In the recent case of Estate of Ferguson (1964), 25 Wis. 2d 75, 130 N.W.2d 300, it was held that sec. 245.10, Stats., as it then existed, did not have extraterritorial effect so as to invalidate a marriage of a Wisconsin resident performed in Michigan. But the opinion stated, at page 80:
"We do not hold that the public policy expressed in sec. 245.10 cannot be protected or promoted by the nonrecognition of the validity of foreign marriages entered into by Wisconsin residents. We merely hold the present language of sec. 245.10 does not accomplish that purpose."
The statute was amended in response to this statement by the 1965 legislature and now appears as set forth in the forepart of this opinion.
The significant changes are that prior to the amendment, sec. 245.10, Stats., provided, "When either applicant [for a marriage license] has minor issue of a prior marriage not in his custody and which he is under obligation to support by court order or judgment, no license shall be issued without the order of a court having divorce jurisdiction in the county of application." As amended it provides: "No Wisconsin resident having minor issue of a prior marriage not in his custody and which he is under obligation to support ... may marry in this state or elsewhere, without an order of either the court of this state which granted such judgment [of divorce] or support order, or the court having divorce jurisdiction in the county of this state where such minor issue resides or where the marriage license application is made."
Prior to the amendment the statute did not restrict its application to residents of Wisconsin and also made it obligatory to obtain the permission of the court in the county where application for a marriage license was made. This requirement imposed a duty upon courts beyond *395 Wisconsin's territorial boundaries and was held to be of no effect. The present statute provides for an order of a court of this state. Further, subs. (3) and (4) of sec. 245.10, Stats., clearly state legislative intention and provide that sub. (1) shall have extraterritorial effect.
We are of the opinion that sec. 245.10, Stats., and the penalty section, 245.30 (1) (f), are valid legislative acts. Only the conduct of Wisconsin residents can be punished; the interest Wisconsin seeks to protect is a legitimate and substantial protectible interest of this state both as to the protection of the welfare of its minors and the marriage relationship of its residents; it does not call for enforcement nor impose duties upon any foreign state; it does not violate due process because it applies to only residents of this state; and the statutory permission to marry, and the enforcement of the statute is in the courts of this state, and it is not repugnant to the laws of another state.
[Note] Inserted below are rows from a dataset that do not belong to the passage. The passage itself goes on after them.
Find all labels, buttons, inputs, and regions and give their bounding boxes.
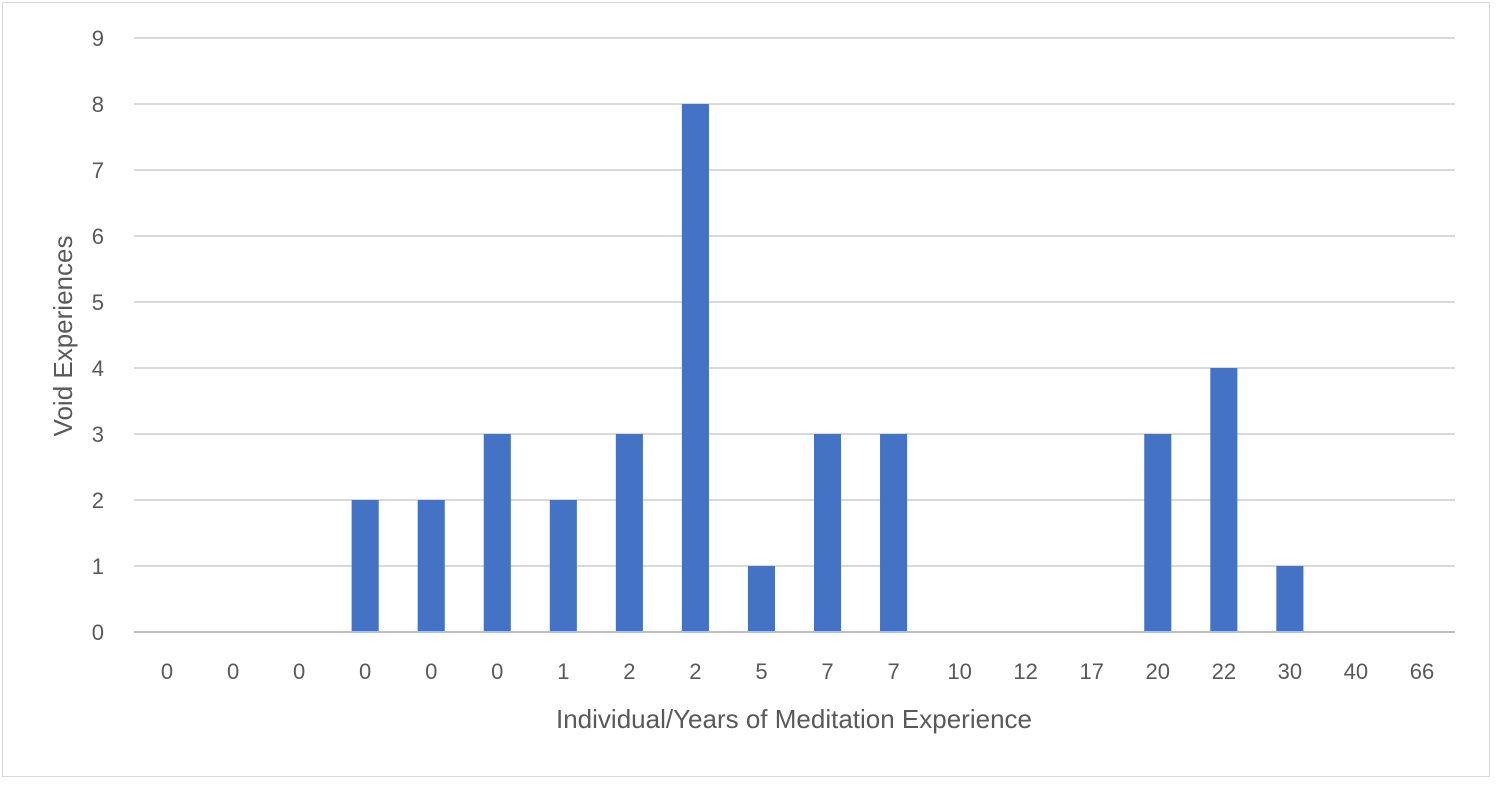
bar [1276, 566, 1304, 632]
x-tick-label: 7 [821, 659, 833, 684]
x-tick-label: 7 [887, 659, 899, 684]
x-tick-label: 0 [227, 659, 239, 684]
gridlines [134, 37, 1455, 567]
bar [880, 434, 908, 632]
x-tick-label: 17 [1079, 659, 1103, 684]
x-tick-label: 30 [1278, 659, 1302, 684]
bars [351, 104, 1304, 632]
bar [549, 500, 577, 632]
x-tick-label: 2 [689, 659, 701, 684]
y-tick-label: 3 [92, 422, 104, 447]
y-tick-label: 5 [92, 290, 104, 315]
y-tick-label: 6 [92, 224, 104, 249]
y-tick-label: 1 [92, 554, 104, 579]
bar [483, 434, 511, 632]
x-tick-label: 40 [1344, 659, 1368, 684]
bar [681, 104, 709, 632]
x-tick-label: 1 [557, 659, 569, 684]
x-axis-title: Individual/Years of Meditation Experienc… [556, 704, 1032, 734]
y-tick-label: 4 [92, 356, 104, 381]
bar [813, 434, 842, 632]
chart-frame [2, 2, 1490, 777]
x-tick-label: 2 [623, 659, 635, 684]
y-axis-title: Void Experiences [48, 236, 78, 437]
x-tick-label: 12 [1013, 659, 1037, 684]
x-tick-label: 22 [1212, 659, 1236, 684]
bar [747, 566, 776, 632]
y-tick-label: 8 [92, 92, 104, 117]
x-tick-label: 0 [293, 659, 305, 684]
y-tick-labels: 0 1 2 3 4 5 6 7 8 9 [92, 26, 104, 645]
x-tick-label: 5 [755, 659, 767, 684]
bar [1210, 368, 1238, 632]
y-tick-label: 9 [92, 26, 104, 51]
x-tick-label: 0 [161, 659, 173, 684]
x-tick-labels: 0 0 0 0 0 0 1 2 2 5 7 7 10 12 17 20 22 30 40 66 [161, 659, 1434, 684]
bar [1144, 434, 1172, 632]
y-tick-label: 7 [92, 158, 104, 183]
x-tick-label: 66 [1410, 659, 1434, 684]
bar [615, 434, 643, 632]
x-tick-label: 0 [491, 659, 503, 684]
y-tick-label: 2 [92, 488, 104, 513]
x-tick-label: 10 [947, 659, 971, 684]
x-tick-label: 0 [359, 659, 371, 684]
bar [351, 500, 379, 632]
bar [417, 500, 445, 632]
x-tick-label: 20 [1146, 659, 1170, 684]
x-tick-label: 0 [425, 659, 437, 684]
y-tick-label: 0 [92, 620, 104, 645]
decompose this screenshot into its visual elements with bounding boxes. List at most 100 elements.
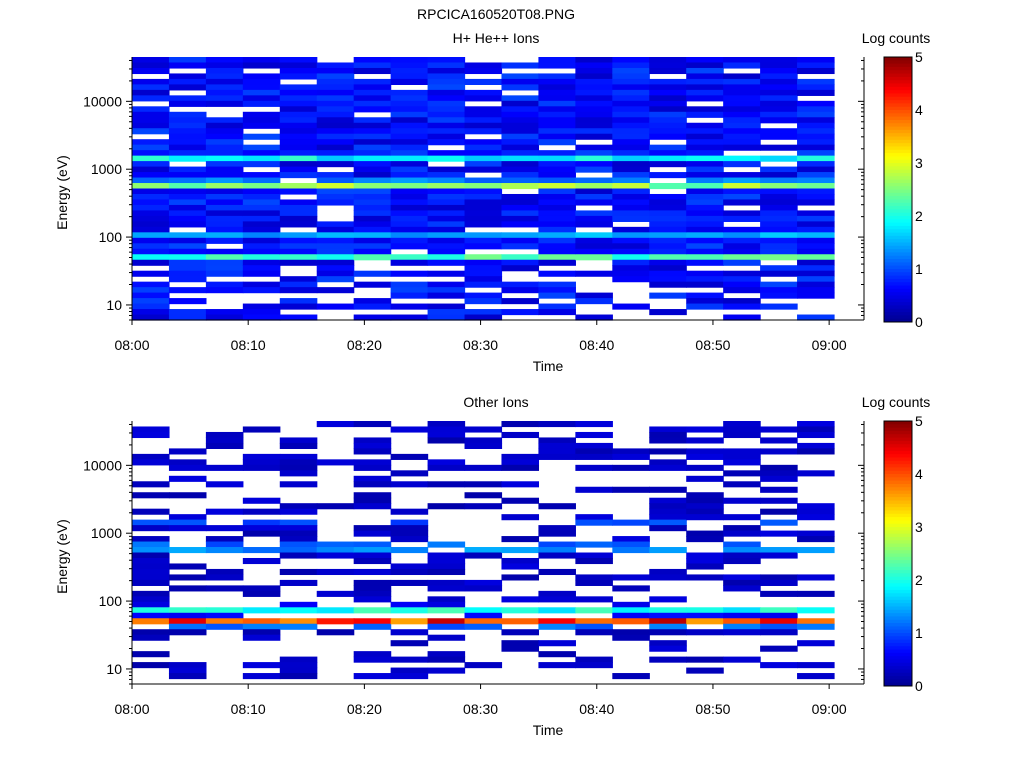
x-tick-label: 08:10 [231, 337, 266, 353]
heatmap-cell [501, 117, 540, 124]
heatmap-cell [390, 292, 429, 299]
heatmap-cell [501, 645, 540, 652]
heatmap-cell [427, 73, 466, 80]
colorbar-swatch [884, 560, 912, 564]
heatmap-cell [501, 237, 540, 244]
heatmap-cell [649, 448, 687, 455]
colorbar-swatch [884, 556, 912, 561]
heatmap-cell [575, 73, 613, 80]
heatmap-cell [279, 139, 318, 146]
colorbar-swatch [884, 249, 912, 253]
heatmap-cell [279, 464, 318, 471]
heatmap-cell [760, 62, 798, 69]
heatmap-cell [464, 437, 503, 444]
heatmap-cell [575, 618, 613, 625]
heatmap-cell [723, 270, 761, 277]
heatmap-cell [797, 248, 835, 255]
heatmap-cell [686, 437, 724, 444]
heatmap-cell [575, 623, 613, 630]
heatmap-cell [205, 481, 244, 488]
heatmap-cell [390, 667, 429, 674]
heatmap-cell [427, 100, 466, 107]
heatmap-cell [205, 155, 244, 162]
heatmap-cell [575, 95, 613, 102]
heatmap-cell [538, 155, 576, 162]
heatmap-cell [279, 150, 318, 157]
heatmap-cell [649, 618, 687, 625]
heatmap-cell [168, 574, 207, 581]
heatmap-cell [649, 150, 687, 157]
colorbar-tick-label: 2 [915, 208, 923, 224]
heatmap-cell [316, 139, 355, 146]
heatmap-cell [723, 232, 761, 239]
heatmap-cell [575, 122, 613, 129]
colorbar-swatch [884, 593, 912, 598]
heatmap-cell [464, 662, 503, 669]
heatmap-cell [612, 215, 650, 222]
heatmap-cell [279, 667, 318, 674]
heatmap-cell [501, 563, 540, 570]
heatmap-cell [353, 552, 392, 559]
heatmap-cell [316, 177, 355, 184]
heatmap-cell [760, 215, 798, 222]
heatmap-cell [132, 634, 170, 641]
heatmap-cell [760, 574, 798, 581]
heatmap-cell [242, 508, 281, 515]
heatmap-cell [132, 574, 170, 581]
heatmap-cell [132, 525, 170, 532]
heatmap-cell [686, 150, 724, 157]
heatmap-cell [353, 232, 392, 239]
heatmap-cell [316, 106, 355, 113]
heatmap-cell [242, 530, 281, 537]
heatmap-cell [279, 221, 318, 228]
heatmap-cell [242, 634, 281, 641]
heatmap-cell [538, 541, 576, 548]
heatmap-cell [686, 448, 724, 455]
heatmap-cell [427, 287, 466, 294]
heatmap-cell [353, 122, 392, 129]
heatmap-cell [279, 442, 318, 449]
heatmap-cell [760, 426, 798, 433]
heatmap-cell [501, 232, 540, 239]
colorbar-swatch [884, 682, 912, 687]
heatmap-cell [205, 199, 244, 206]
heatmap-cell [132, 172, 170, 179]
heatmap-cell [501, 84, 540, 91]
heatmap-cell [538, 133, 576, 140]
heatmap-cell [132, 547, 170, 554]
heatmap-cell [427, 237, 466, 244]
heatmap-cell [242, 117, 281, 124]
heatmap-cell [168, 525, 207, 532]
heatmap-cell [686, 226, 724, 233]
heatmap-cell [464, 183, 503, 190]
colorbar-swatch [884, 623, 912, 627]
heatmap-cell [575, 448, 613, 455]
heatmap-cell [501, 78, 540, 85]
heatmap-cell [132, 596, 170, 603]
heatmap-cell [723, 629, 761, 636]
heatmap-cell [242, 215, 281, 222]
heatmap-cell [612, 243, 650, 250]
heatmap-cell [390, 254, 429, 261]
heatmap-cell [427, 314, 466, 321]
heatmap-cell [316, 421, 355, 428]
heatmap-cell [797, 188, 835, 195]
heatmap-cell [649, 426, 687, 433]
heatmap-cell [760, 221, 798, 228]
heatmap-cell [316, 73, 355, 80]
heatmap-cell [316, 547, 355, 554]
colorbar-label: Log counts [862, 30, 931, 46]
heatmap-cell [760, 73, 798, 80]
heatmap-cell [501, 596, 540, 603]
colorbar-swatch [884, 146, 912, 151]
heatmap-cell [760, 177, 798, 184]
heatmap-cell [649, 84, 687, 91]
heatmap-cell [686, 57, 724, 64]
heatmap-cell [575, 199, 613, 206]
heatmap-cell [649, 612, 687, 619]
heatmap-cell [686, 270, 724, 277]
heatmap-cell [501, 215, 540, 222]
heatmap-cell [316, 128, 355, 135]
heatmap-cell [501, 62, 540, 69]
heatmap-cell [132, 607, 170, 614]
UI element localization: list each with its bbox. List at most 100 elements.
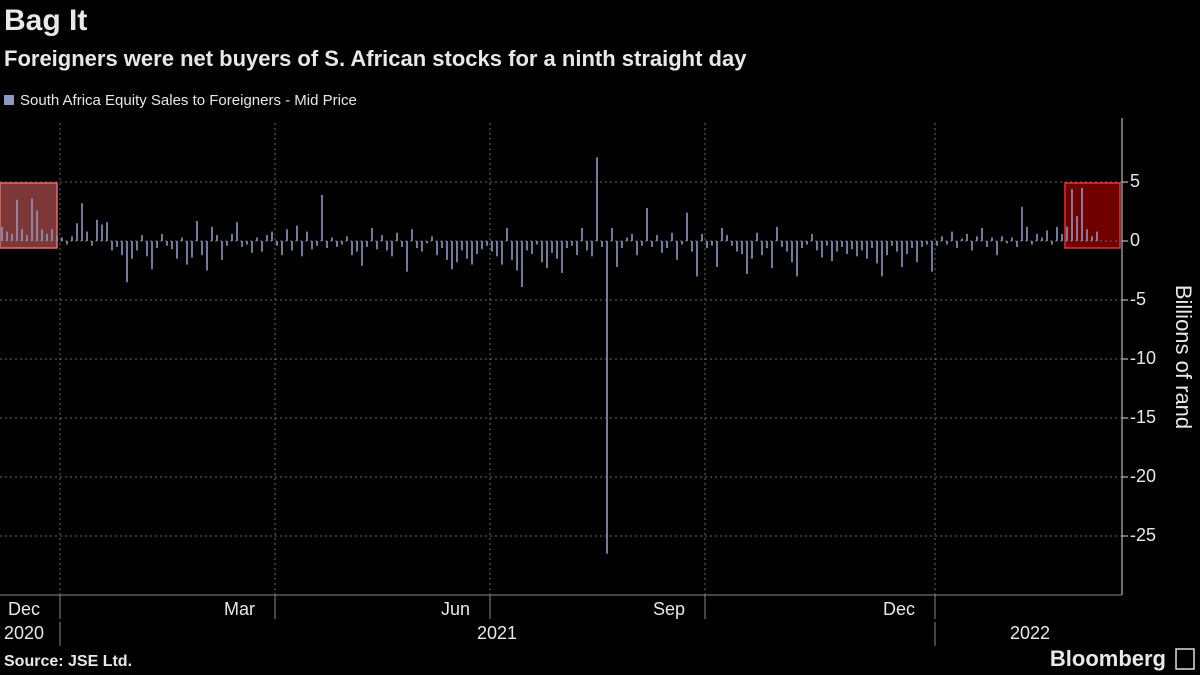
brand: Bloomberg — [1050, 646, 1166, 671]
bar — [701, 233, 703, 241]
y-tick-label: -5 — [1130, 289, 1146, 309]
bar — [561, 241, 563, 273]
bar — [1076, 216, 1078, 241]
y-tick-label: 5 — [1130, 171, 1140, 191]
bar — [11, 233, 13, 241]
bar — [846, 241, 848, 254]
bar — [896, 241, 898, 252]
bar — [611, 228, 613, 241]
bar — [591, 241, 593, 257]
bar — [1071, 189, 1073, 241]
bar — [601, 241, 603, 247]
bar — [26, 235, 28, 241]
bar — [576, 241, 578, 256]
bar — [906, 241, 908, 254]
bar — [821, 241, 823, 258]
bar — [416, 241, 418, 249]
bar — [671, 232, 673, 241]
bar — [231, 233, 233, 241]
bar — [131, 241, 133, 259]
bar — [471, 241, 473, 265]
bar — [266, 235, 268, 241]
bar — [566, 241, 568, 249]
bar — [586, 241, 588, 251]
bar — [346, 236, 348, 241]
bar — [826, 241, 828, 246]
y-tick-label: -25 — [1130, 525, 1156, 545]
bar — [91, 241, 93, 246]
bar — [621, 241, 623, 249]
bar — [481, 241, 483, 250]
bar — [546, 241, 548, 269]
bar — [571, 241, 573, 246]
y-tick-label: -15 — [1130, 407, 1156, 427]
x-year-label: 2022 — [1010, 623, 1050, 643]
bar — [201, 241, 203, 256]
bar — [996, 241, 998, 256]
bar — [686, 212, 688, 241]
bar — [581, 228, 583, 241]
y-tick-label: 0 — [1130, 230, 1140, 250]
bar — [886, 241, 888, 256]
bar — [966, 233, 968, 241]
bar — [436, 241, 438, 256]
bar — [726, 235, 728, 241]
bar — [1036, 233, 1038, 241]
bar — [181, 237, 183, 241]
bar — [876, 241, 878, 264]
bar — [221, 241, 223, 260]
bar — [351, 241, 353, 256]
bar — [241, 241, 243, 247]
bar — [891, 241, 893, 246]
bar — [366, 241, 368, 247]
bar — [536, 241, 538, 245]
bar — [791, 241, 793, 263]
bar — [936, 241, 938, 246]
bar — [56, 236, 58, 241]
x-tick-label: Sep — [653, 599, 685, 619]
bar — [36, 210, 38, 241]
bar — [756, 232, 758, 241]
bar — [1091, 236, 1093, 241]
bar — [376, 241, 378, 250]
bar — [461, 241, 463, 251]
bar — [521, 241, 523, 288]
source: Source: JSE Ltd. — [4, 653, 132, 670]
bar — [651, 241, 653, 247]
bar — [51, 229, 53, 241]
bar — [441, 241, 443, 249]
bar — [101, 224, 103, 241]
legend-swatch — [4, 95, 14, 105]
bar — [41, 229, 43, 241]
bar — [926, 241, 928, 245]
bar — [71, 236, 73, 241]
bar — [956, 241, 958, 249]
bar — [711, 241, 713, 246]
bar — [286, 229, 288, 241]
bar — [331, 237, 333, 241]
bar — [151, 241, 153, 270]
bar — [766, 241, 768, 249]
bar — [666, 241, 668, 249]
bar — [871, 241, 873, 249]
bar — [276, 241, 278, 246]
bar — [806, 241, 808, 245]
bar — [381, 235, 383, 241]
bar — [1041, 237, 1043, 241]
bar — [631, 233, 633, 241]
bar — [496, 241, 498, 257]
bar — [856, 241, 858, 257]
bar — [126, 241, 128, 283]
x-tick-label: Jun — [441, 599, 470, 619]
legend-label: South Africa Equity Sales to Foreigners … — [20, 92, 357, 109]
bar — [1056, 226, 1058, 241]
bar — [1011, 237, 1013, 241]
bar — [1061, 233, 1063, 241]
bar — [971, 241, 973, 251]
bar — [836, 241, 838, 252]
bar — [466, 241, 468, 259]
bar — [506, 228, 508, 241]
bar — [831, 241, 833, 262]
bar — [691, 241, 693, 252]
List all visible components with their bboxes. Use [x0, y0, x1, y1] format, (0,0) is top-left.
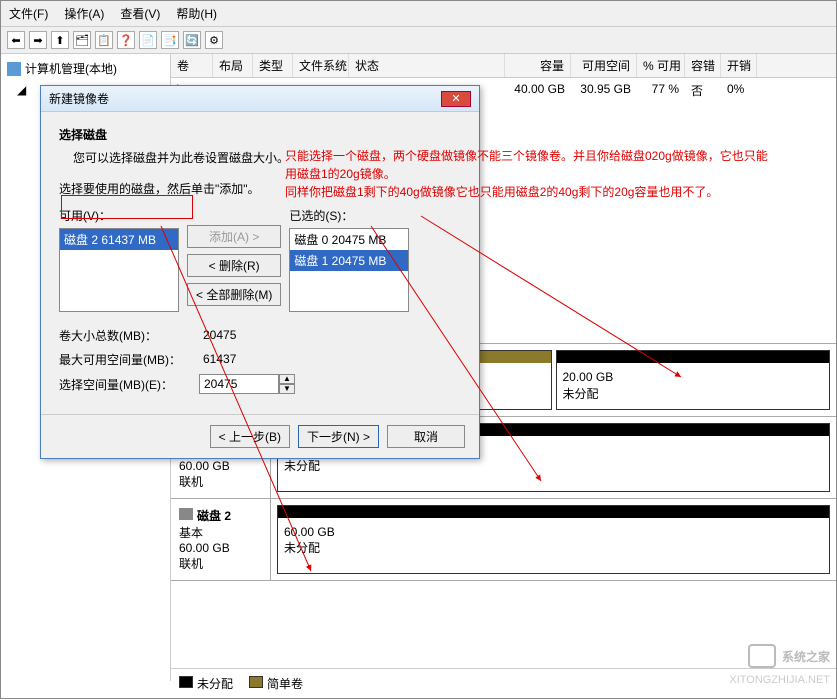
size-max: 61437	[199, 350, 289, 368]
watermark-logo-icon	[748, 644, 776, 668]
upper-unalloc-state: 未分配	[563, 386, 824, 403]
tb-props-icon[interactable]: 📋	[95, 31, 113, 49]
tb-list-icon[interactable]: 📑	[161, 31, 179, 49]
available-item[interactable]: 磁盘 2 61437 MB	[60, 229, 178, 250]
size-spinner[interactable]: ▲▼	[199, 374, 299, 394]
tb-settings-icon[interactable]: ⚙	[205, 31, 223, 49]
selected-label: 已选的(S)：	[289, 207, 409, 224]
col-over[interactable]: 开销	[721, 54, 757, 77]
remove-all-button[interactable]: < 全部删除(M)	[187, 283, 281, 306]
watermark: 系统之家 XITONGZHIJIA.NET	[748, 644, 830, 668]
annotation-text: 只能选择一个磁盘，两个硬盘做镜像不能三个镜像卷。并且你给磁盘020g做镜像，它也…	[285, 147, 835, 201]
upper-unalloc-size: 20.00 GB	[563, 369, 824, 386]
tb-up-icon[interactable]: ⬆	[51, 31, 69, 49]
tb-help-icon[interactable]: ❓	[117, 31, 135, 49]
col-pct[interactable]: % 可用	[637, 54, 685, 77]
close-button[interactable]: ✕	[441, 91, 471, 107]
disk-icon	[179, 508, 193, 520]
col-status[interactable]: 状态	[349, 54, 505, 77]
available-list[interactable]: 磁盘 2 61437 MB	[59, 228, 179, 312]
tree-root-label: 计算机管理(本地)	[25, 60, 117, 77]
tree-root[interactable]: 计算机管理(本地)	[5, 58, 166, 79]
add-button[interactable]: 添加(A) >	[187, 225, 281, 248]
col-type[interactable]: 类型	[253, 54, 293, 77]
tb-back-icon[interactable]: ⬅	[7, 31, 25, 49]
table-header: 卷 布局 类型 文件系统 状态 容量 可用空间 % 可用 容错 开销	[171, 54, 836, 78]
col-fault[interactable]: 容错	[685, 54, 721, 77]
menu-file[interactable]: 文件(F)	[9, 5, 48, 22]
spin-down-icon[interactable]: ▼	[279, 384, 295, 394]
size-total: 20475	[199, 326, 289, 344]
disk-row-2[interactable]: 磁盘 2 基本 60.00 GB 联机 60.00 GB 未分配	[171, 499, 836, 581]
tb-doc-icon[interactable]: 📄	[139, 31, 157, 49]
col-layout[interactable]: 布局	[213, 54, 253, 77]
col-free[interactable]: 可用空间	[571, 54, 637, 77]
menubar: 文件(F) 操作(A) 查看(V) 帮助(H)	[1, 1, 836, 27]
selected-item[interactable]: 磁盘 0 20475 MB	[290, 229, 408, 250]
annotation-box	[61, 195, 193, 219]
tb-refresh-icon[interactable]: 🔄	[183, 31, 201, 49]
remove-button[interactable]: < 删除(R)	[187, 254, 281, 277]
spin-up-icon[interactable]: ▲	[279, 374, 295, 384]
menu-help[interactable]: 帮助(H)	[176, 5, 217, 22]
wizard-dialog: 新建镜像卷 ✕ 选择磁盘 您可以选择磁盘并为此卷设置磁盘大小。 选择要使用的磁盘…	[40, 85, 480, 459]
computer-icon	[7, 62, 21, 76]
back-button[interactable]: < 上一步(B)	[210, 425, 290, 448]
cancel-button[interactable]: 取消	[387, 425, 465, 448]
selected-item[interactable]: 磁盘 1 20475 MB	[290, 250, 408, 271]
selected-list[interactable]: 磁盘 0 20475 MB 磁盘 1 20475 MB	[289, 228, 409, 312]
toolbar: ⬅ ➡ ⬆ 🗂 📋 ❓ 📄 📑 🔄 ⚙	[1, 27, 836, 54]
menu-view[interactable]: 查看(V)	[120, 5, 160, 22]
col-volume[interactable]: 卷	[171, 54, 213, 77]
next-button[interactable]: 下一步(N) >	[298, 425, 379, 448]
dialog-title: 新建镜像卷	[49, 90, 109, 107]
tb-folder-icon[interactable]: 🗂	[73, 31, 91, 49]
menu-action[interactable]: 操作(A)	[64, 5, 104, 22]
disk2-part[interactable]: 60.00 GB 未分配	[277, 505, 830, 574]
col-fs[interactable]: 文件系统	[293, 54, 349, 77]
col-capacity[interactable]: 容量	[505, 54, 571, 77]
section-title: 选择磁盘	[59, 126, 461, 143]
size-input[interactable]	[199, 374, 279, 394]
tb-forward-icon[interactable]: ➡	[29, 31, 47, 49]
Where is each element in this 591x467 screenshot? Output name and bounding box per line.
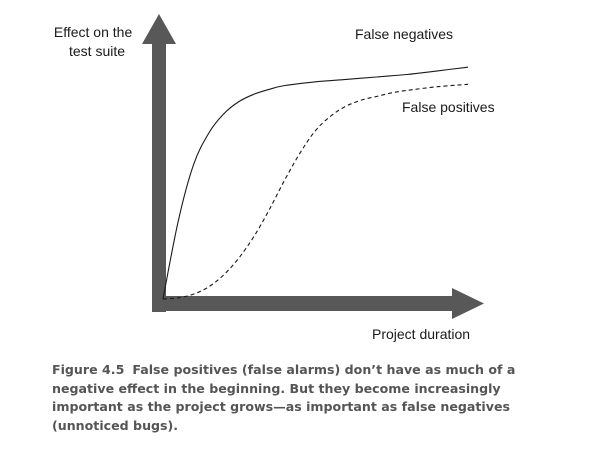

In determining whether a given legislative enactment can have extraterritorial effect, we believe the legitimate protectible interests of the state should be balanced against inconvenience to the accused and invasion, if any, upon the sovereignty of sister states. In balancing these interests as applied to the statutes in question we believe the legitimate interests of the state of Wisconsin clearly preponderate and the statute should be upheld as a legitimate exercise of legislative power.[1]
By the Court.Order reversed, and remanded for further proceedings.
WILKIE, J., took no part.
NOTES
[1] For comparable concept in civil cases see Wilcox v. Wilcox (1965), 26 Wis. 2d 617, 133 N.W.2d 408.